Paranoyak mıyım neyim?


Paranoya, aşırı endişe veya korkuyla karakterize edilen, sıkça mantıksız kuruntularla bilinen bir rahatsızlıktır. Kelime Yunanca'da, "παράνοια" (paranous) "düpedüz delilik" anlamına gelir (para = dışarda; nous = akıl, aklını kaçırma) ve terim geçmişte kuruntu, delirme durumlarını ifade etmek için kullanılmıştır. Wikipedia' dan aldım bu tanımı. Aslında her anne biraz paranoyak değil midir?. İşte bu kuruntuları mı kendimce gidermek için kullandığım bir kaç güvenlik önlemi.

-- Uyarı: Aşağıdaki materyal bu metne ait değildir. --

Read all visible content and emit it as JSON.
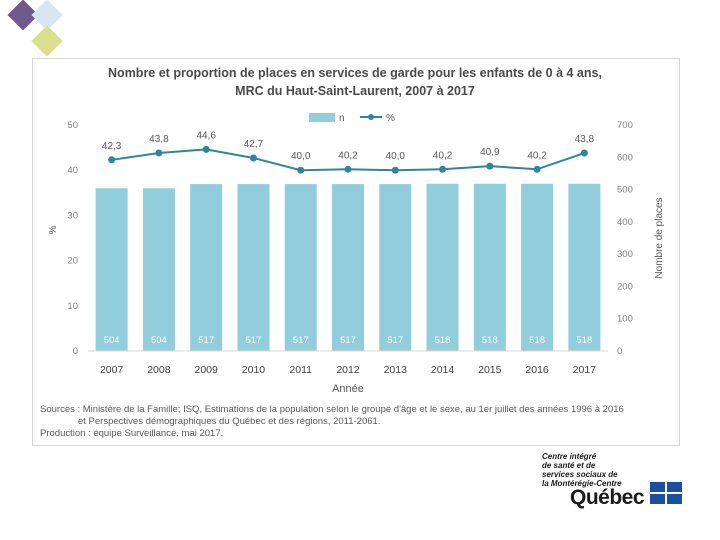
{
  "header": {
    "title_line1": "Nombre et proportion de places en services de garde pour les enfants de 0 à 4 ans,",
    "title_line2": "MRC du Haut-Saint-Laurent, 2007 à 2017"
  },
  "chart_data": {
    "type": "bar+line",
    "title": "Nombre et proportion de places en services de garde pour les enfants de 0 à 4 ans, MRC du Haut-Saint-Laurent, 2007 à 2017",
    "categories": [
      "2007",
      "2008",
      "2009",
      "2010",
      "2011",
      "2012",
      "2013",
      "2014",
      "2015",
      "2016",
      "2017"
    ],
    "series": [
      {
        "name": "n",
        "type": "bar",
        "axis": "right",
        "values": [
          504,
          504,
          517,
          517,
          517,
          517,
          517,
          518,
          518,
          518,
          518
        ],
        "labels": [
          "504",
          "504",
          "517",
          "517",
          "517",
          "517",
          "517",
          "518",
          "518",
          "518",
          "518"
        ],
        "color": "#92cddc"
      },
      {
        "name": "%",
        "type": "line",
        "axis": "left",
        "values": [
          42.3,
          43.8,
          44.6,
          42.7,
          40.0,
          40.2,
          40.0,
          40.2,
          40.9,
          40.2,
          43.8
        ],
        "labels": [
          "42,3",
          "43,8",
          "44,6",
          "42,7",
          "40,0",
          "40,2",
          "40,0",
          "40,2",
          "40,9",
          "40,2",
          "43,8"
        ],
        "color": "#31849b"
      }
    ],
    "xlabel": "Année",
    "ylabel_left": "%",
    "ylabel_right": "Nombre de places",
    "ylim_left": [
      0,
      50
    ],
    "yticks_left": [
      "0",
      "10",
      "20",
      "30",
      "40",
      "50"
    ],
    "ylim_right": [
      0,
      700
    ],
    "yticks_right": [
      "0",
      "100",
      "200",
      "300",
      "400",
      "500",
      "600",
      "700"
    ],
    "legend": [
      "n",
      "%"
    ],
    "legend_position": "top-center",
    "grid": false
  },
  "footer": {
    "sources_line1": "Sources : Ministère de la Famille; ISQ, Estimations de la population selon le groupe d'âge et le sexe, au 1er juillet des années 1996 à 2016",
    "sources_line2": "et Perspectives démographiques du Québec et des régions, 2011-2061.",
    "production": "Production : équipe Surveillance, mai 2017."
  },
  "logo": {
    "line1": "Centre intégré",
    "line2": "de santé et de",
    "line3": "services sociaux de",
    "line4": "la Montérégie-Centre",
    "wordmark": "Québec"
  },
  "colors": {
    "bar": "#92cddc",
    "line": "#31849b",
    "text": "#4a4a4a"
  }
}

- 4 yaşımdayken başladığım anaokulumun kocaman (4 yaş gözüyle) bir bahçesi vardı. Arabamız olmadığı için beni genelde aynı okulda okuyan ve benden 2 yaş büyük oğlu olan annemin arkadaşı arabayla alırdı. Annem beni şöyle tembihlerdi "eğer o gelemezse benim gelmem uzun sürebilir sen sakın hiç kimseyle hiç bir yere gitme. Ama eğer ben gelemezsem sana göndereceğim kişiye senin evdeki adını söylerim. Eğer bu isimle seni çağırırsa o kişiyle gidebilirsin" derdi. Yani aramızda bir parola vardı. Artık büyüdüğüme göre parolamızı cümle aleme duyurabilirim. Benim evdeki adım "Nöttefa"'ydı. Yok... hiç bir anlamı yok. Muhtemel fransızca bir şarkıda duyduğum sözü uydurarak söylemiştim :) Kızıma da parola öğretiyorum. Evet ben bir deliyim :) 

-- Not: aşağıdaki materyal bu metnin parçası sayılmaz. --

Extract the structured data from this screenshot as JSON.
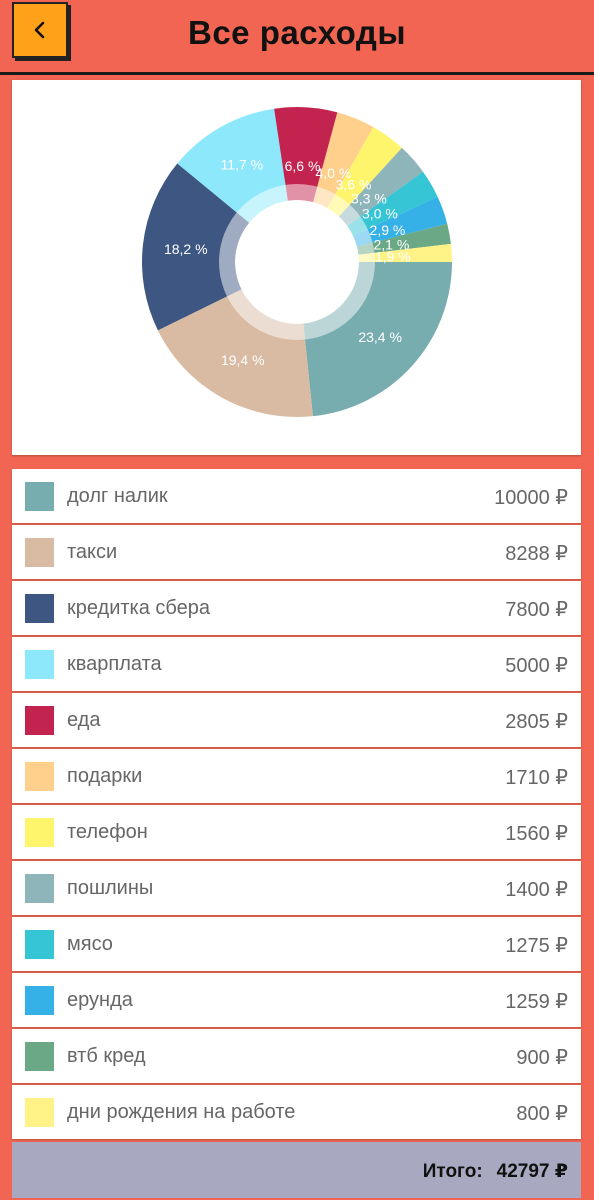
{
  "header": {
    "title": "Все расходы",
    "back_icon": "chevron-left-icon"
  },
  "colors": {
    "background": "#f26552",
    "back_button": "#ffa21a",
    "total_bar": "#a8a9c0"
  },
  "chart_data": {
    "type": "pie",
    "style": "donut",
    "title": "",
    "slices": [
      {
        "label": "долг налик",
        "value": 10000,
        "percent_label": "23,4 %",
        "color": "#78adb0"
      },
      {
        "label": "такси",
        "value": 8288,
        "percent_label": "19,4 %",
        "color": "#d9bba4"
      },
      {
        "label": "кредитка сбера",
        "value": 7800,
        "percent_label": "18,2 %",
        "color": "#3d5682"
      },
      {
        "label": "кварплата",
        "value": 5000,
        "percent_label": "11,7 %",
        "color": "#8ee8fb"
      },
      {
        "label": "еда",
        "value": 2805,
        "percent_label": "6,6 %",
        "color": "#c2244f"
      },
      {
        "label": "подарки",
        "value": 1710,
        "percent_label": "4,0 %",
        "color": "#ffcf8c"
      },
      {
        "label": "телефон",
        "value": 1560,
        "percent_label": "3,6 %",
        "color": "#fff56c"
      },
      {
        "label": "пошлины",
        "value": 1400,
        "percent_label": "3,3 %",
        "color": "#8eb5ba"
      },
      {
        "label": "мясо",
        "value": 1275,
        "percent_label": "3,0 %",
        "color": "#35c5d4"
      },
      {
        "label": "ерунда",
        "value": 1259,
        "percent_label": "2,9 %",
        "color": "#36b1e8"
      },
      {
        "label": "втб кред",
        "value": 900,
        "percent_label": "2,1 %",
        "color": "#6aa886"
      },
      {
        "label": "дни рождения на работе",
        "value": 800,
        "percent_label": "1,9 %",
        "color": "#fff388"
      }
    ]
  },
  "items": [
    {
      "label": "долг налик",
      "amount": "10000 ₽",
      "color": "#78adb0"
    },
    {
      "label": "такси",
      "amount": "8288 ₽",
      "color": "#d9bba4"
    },
    {
      "label": "кредитка сбера",
      "amount": "7800 ₽",
      "color": "#3d5682"
    },
    {
      "label": "кварплата",
      "amount": "5000 ₽",
      "color": "#8ee8fb"
    },
    {
      "label": "еда",
      "amount": "2805 ₽",
      "color": "#c2244f"
    },
    {
      "label": "подарки",
      "amount": "1710 ₽",
      "color": "#ffcf8c"
    },
    {
      "label": "телефон",
      "amount": "1560 ₽",
      "color": "#fff56c"
    },
    {
      "label": "пошлины",
      "amount": "1400 ₽",
      "color": "#8eb5ba"
    },
    {
      "label": "мясо",
      "amount": "1275 ₽",
      "color": "#35c5d4"
    },
    {
      "label": "ерунда",
      "amount": "1259 ₽",
      "color": "#36b1e8"
    },
    {
      "label": "втб кред",
      "amount": "900 ₽",
      "color": "#6aa886"
    },
    {
      "label": "дни рождения на работе",
      "amount": "800 ₽",
      "color": "#fff388"
    }
  ],
  "total": {
    "label": "Итого:",
    "value": "42797 ₽"
  }
}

- Eğer çok kalabalık bir parka gideceksek (Kuğulu park) parlak renkli giysiler giydirip saçına da fosforlu tokalar takıyorum. Gözümün önünden kaybolurlarsa kolayca görebilmek için. Parklarda ufaklık bir yana, büyük bir yana kaçıyor. Onca çocuk arasında bulmak zor olabiliyor. 

- Eskişehir yolunda ortalama hızla giderken trafik birden yavaşlarsa arkamdaki arabanın çarpması ihtimaline karşı  hemen dörtlülerimi yakıyorum. Çünkü ben de sabit hızla giderken trafiğin yavaşladığını son anda fark edebiliyorum.